La France, le siège des Femen :
C’est donc à Paris que se regroupent les Femen afin d’organiser leurs manifestations. Le plus souvent, leurs actions sont une réponse à des événements qui répriment les femmes.
Le 15 octobre 2012, les militantes se rendent devant le Ministère de la Justice afin de dénoncer le verdict du procès des viols collectifs de Fontenay-sous-Bois (dix des quatorze agresseurs présumés ont été acquittés, et quatre d’entre eux sont condamnés à un an de prison). Elles déroulent une grande banderole sur laquelle est inscrit « Rape club » (« Club de viol ») et scandent le slogan« Justice fucks us »(« La justice nous baise »).

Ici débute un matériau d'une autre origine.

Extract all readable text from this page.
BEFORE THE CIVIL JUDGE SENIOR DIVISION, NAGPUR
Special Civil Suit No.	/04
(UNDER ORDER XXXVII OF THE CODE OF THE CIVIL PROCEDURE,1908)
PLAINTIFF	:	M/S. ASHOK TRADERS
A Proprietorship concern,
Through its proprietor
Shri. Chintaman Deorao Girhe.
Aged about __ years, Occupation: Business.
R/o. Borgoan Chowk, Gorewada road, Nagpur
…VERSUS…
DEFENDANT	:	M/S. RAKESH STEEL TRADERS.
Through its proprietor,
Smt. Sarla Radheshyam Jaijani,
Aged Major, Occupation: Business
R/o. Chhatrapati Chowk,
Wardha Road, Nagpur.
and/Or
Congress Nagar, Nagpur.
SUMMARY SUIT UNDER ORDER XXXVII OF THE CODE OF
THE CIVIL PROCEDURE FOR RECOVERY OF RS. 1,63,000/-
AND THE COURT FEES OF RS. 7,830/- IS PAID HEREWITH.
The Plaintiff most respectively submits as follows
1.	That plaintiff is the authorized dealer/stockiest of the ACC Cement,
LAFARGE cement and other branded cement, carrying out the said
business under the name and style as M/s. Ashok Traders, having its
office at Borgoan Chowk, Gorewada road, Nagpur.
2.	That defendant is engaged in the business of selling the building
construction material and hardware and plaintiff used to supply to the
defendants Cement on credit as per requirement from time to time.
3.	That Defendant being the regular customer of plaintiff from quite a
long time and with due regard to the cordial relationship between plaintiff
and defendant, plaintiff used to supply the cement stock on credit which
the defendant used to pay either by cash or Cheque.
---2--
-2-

Le 20 décembre 2013, afin d’atteindre les campagnes anti-avortement menées par des mouvements idéologiques extrémistes issus de formes déviantes de catholicisme, Eloïse Bouton, chef de file des Femen de France, mime « l’avortement de l’embryon Jesus » dans l’église de la Madeleine à Paris.
Le 5 juin 2014, la militante Yana Zhdanova détruit la statue de Vladimir Poutine au musée Grévin avec un pieu de bois, tout en traitant le dirigeant russe de dictateur.
En septembre 2020, après que l’entrée du musée d’Orsay ait été refusée à une jeune femme qui portait une robe avec un décolleté, elles décident de manifester seins nus dans le musée, avec comme slogan « ceci n’est pas obscène », ou encore « obscene because of you ».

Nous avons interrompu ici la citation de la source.